More precisely, let $$(M,g)$$ be a compact Kähler manifold with its induced almost complex tensor field $$J$$. Then, a $$J$$-Hermitian manifold $$(M,\tilde{g})$$ is called a conformally Kähler Einstein-Maxwell (cKEM) manifold if (i) there exists a positive smooth function $$f$$ on $$M$$ such that $$g=f^2\tilde{g}$$; (ii) the Hamiltonian vector field $$K:=J\mathrm{grad}_gf$$ is Killing for both $$g$$ and $$\tilde{g}$$; (iii) the scalar curvature of $$\tilde{g}$$ is constant. (Regarding terminology, one can demonstrate that in four dimensions, out of a cKEM manifold one can obtain a solution of the Riemannian Einstein-Maxwell equations.) Let $$G\subset \mathrm{Aut}_r(M,g)$$ be a compact subgroup of the group of reduced automorphisms of $$(M,g)$$, with Lie algebra $${\mathfrak g}$$. Then, to every pair $$(K,a)\in {\mathfrak g}\times{\mathbb R}$$ one can construct a certain metric $$\tilde{g}_{K,a}$$ on $$M$$ and an associated functional on $${\mathfrak g}\times{\mathbb R}$$ given by $$(K,a)\mapsto \mathrm{Vol}(M, \tilde{g}_{K,a})$$. The main result of the paper is that cKEM metrics are critical points of this functional and a point $$(K,a)$$ is a critical point if and only if its so-called cKEM-Futaki invariant vanishes (see Theorem 1.1 and Section 1 for further explanations).

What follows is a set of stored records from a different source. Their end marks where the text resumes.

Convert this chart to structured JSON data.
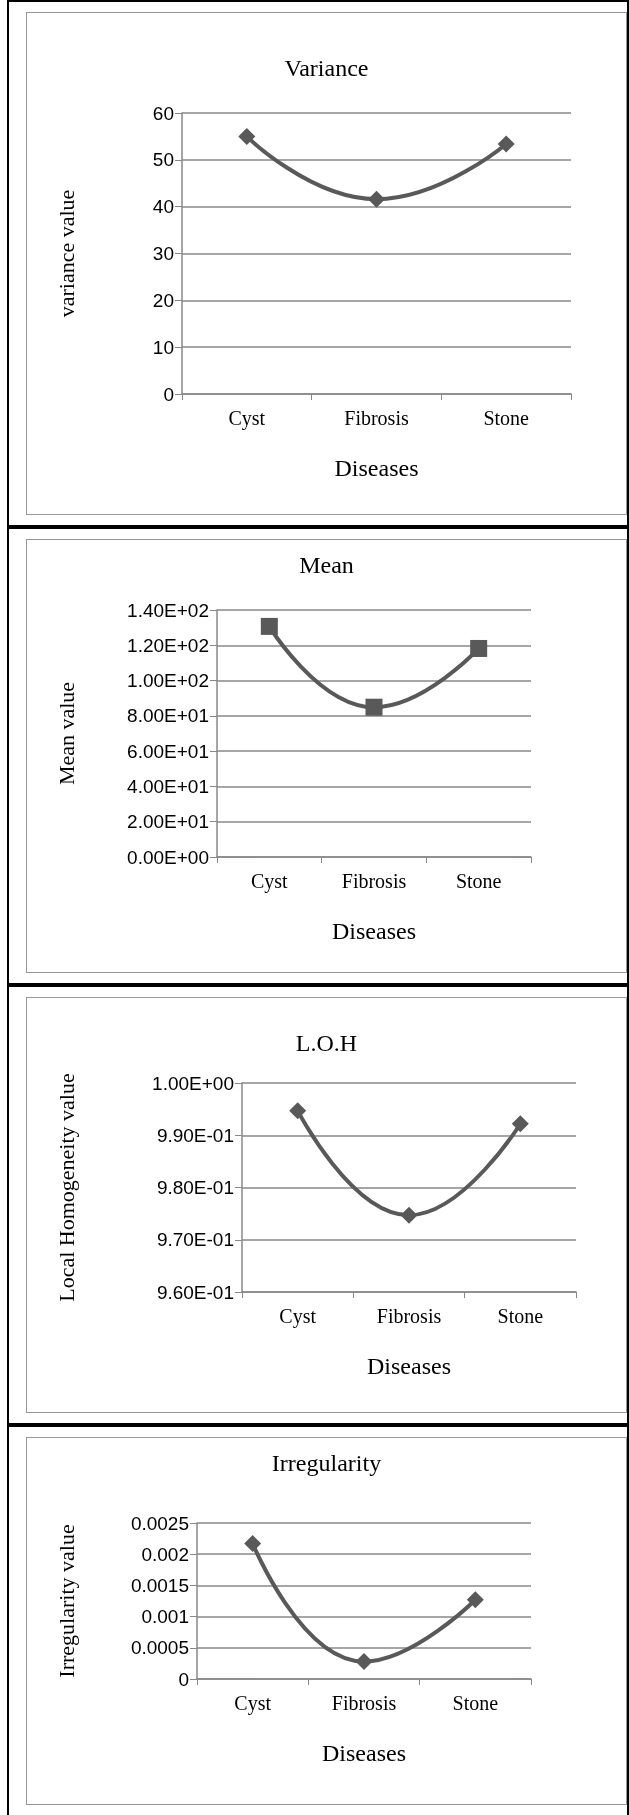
{
  "chart_data": [
    {
      "type": "line",
      "title": "Variance",
      "xlabel": "Diseases",
      "ylabel": "variance value",
      "categories": [
        "Cyst",
        "Fibrosis",
        "Stone"
      ],
      "series": [
        {
          "color": "#595959",
          "values": [
            55.0,
            41.6,
            53.4
          ]
        }
      ],
      "ylim": [
        0,
        60
      ],
      "yticks": [
        0,
        10,
        20,
        30,
        40,
        50,
        60
      ],
      "grid": "y",
      "marker": "diamond",
      "line_style": "solid"
    },
    {
      "type": "line",
      "title": "Mean",
      "xlabel": "Diseases",
      "ylabel": "Mean value",
      "categories": [
        "Cyst",
        "Fibrosis",
        "Stone"
      ],
      "series": [
        {
          "color": "#595959",
          "values": [
            130.7,
            84.9,
            118.2
          ]
        }
      ],
      "ylim": [
        0,
        140
      ],
      "yticks": [
        {
          "value": 0,
          "label": "0.00E+00"
        },
        {
          "value": 20,
          "label": "2.00E+01"
        },
        {
          "value": 40,
          "label": "4.00E+01"
        },
        {
          "value": 60,
          "label": "6.00E+01"
        },
        {
          "value": 80,
          "label": "8.00E+01"
        },
        {
          "value": 100,
          "label": "1.00E+02"
        },
        {
          "value": 120,
          "label": "1.20E+02"
        },
        {
          "value": 140,
          "label": "1.40E+02"
        }
      ],
      "grid": "y",
      "marker": "square",
      "line_style": "solid"
    },
    {
      "type": "line",
      "title": "L.O.H",
      "xlabel": "Diseases",
      "ylabel": "Local Homogeneity value",
      "categories": [
        "Cyst",
        "Fibrosis",
        "Stone"
      ],
      "series": [
        {
          "color": "#595959",
          "values": [
            0.9947,
            0.9747,
            0.9922
          ]
        }
      ],
      "ylim": [
        0.96,
        1.0
      ],
      "yticks": [
        {
          "value": 0.96,
          "label": "9.60E-01"
        },
        {
          "value": 0.97,
          "label": "9.70E-01"
        },
        {
          "value": 0.98,
          "label": "9.80E-01"
        },
        {
          "value": 0.99,
          "label": "9.90E-01"
        },
        {
          "value": 1.0,
          "label": "1.00E+00"
        }
      ],
      "grid": "y",
      "marker": "diamond",
      "line_style": "solid"
    },
    {
      "type": "line",
      "title": "Irregularity",
      "xlabel": "Diseases",
      "ylabel": "Irregularity value",
      "categories": [
        "Cyst",
        "Fibrosis",
        "Stone"
      ],
      "series": [
        {
          "color": "#595959",
          "values": [
            0.00217,
            0.00028,
            0.00127
          ]
        }
      ],
      "ylim": [
        0,
        0.0025
      ],
      "yticks": [
        0,
        0.0005,
        0.001,
        0.0015,
        0.002,
        0.0025
      ],
      "grid": "y",
      "marker": "diamond",
      "line_style": "solid"
    }
  ]
}
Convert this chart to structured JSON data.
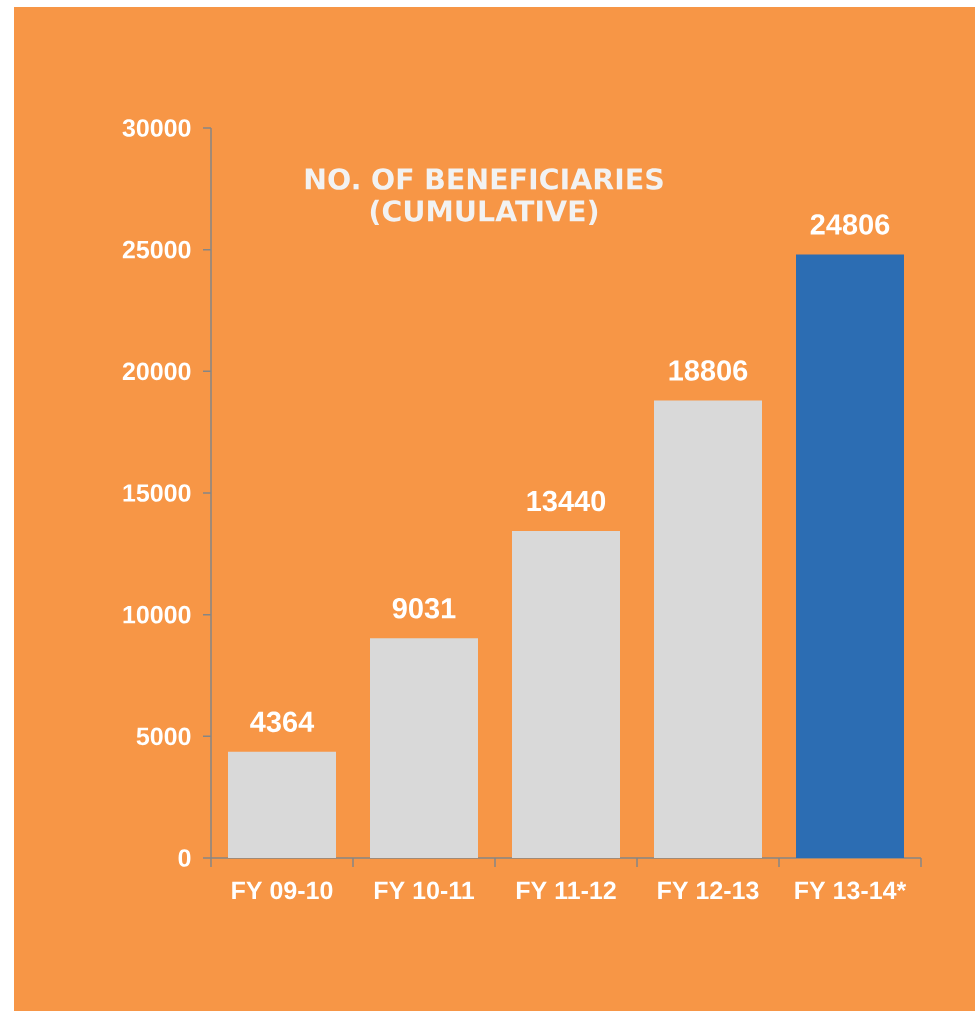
{
  "chart_data": {
    "type": "bar",
    "title": "NO. OF BENEFICIARIES (CUMULATIVE)",
    "categories": [
      "FY 09-10",
      "FY 10-11",
      "FY 11-12",
      "FY 12-13",
      "FY 13-14*"
    ],
    "values": [
      4364,
      9031,
      13440,
      18806,
      24806
    ],
    "colors": [
      "#d9d9d9",
      "#d9d9d9",
      "#d9d9d9",
      "#d9d9d9",
      "#2c6db3"
    ],
    "ylim": [
      0,
      30000
    ],
    "yticks": [
      0,
      5000,
      10000,
      15000,
      20000,
      25000,
      30000
    ],
    "data_labels": true
  }
}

Section 2 contains the proof of the main result while Sections 3 and 4 are devoted to explicit examples of non-Kähler cKEM metrics and some computations with them.

##### MSC:
 53C55 Global differential geometry of Hermitian and Kählerian manifolds 53C25 Special Riemannian manifolds (Einstein, Sasakian, etc.)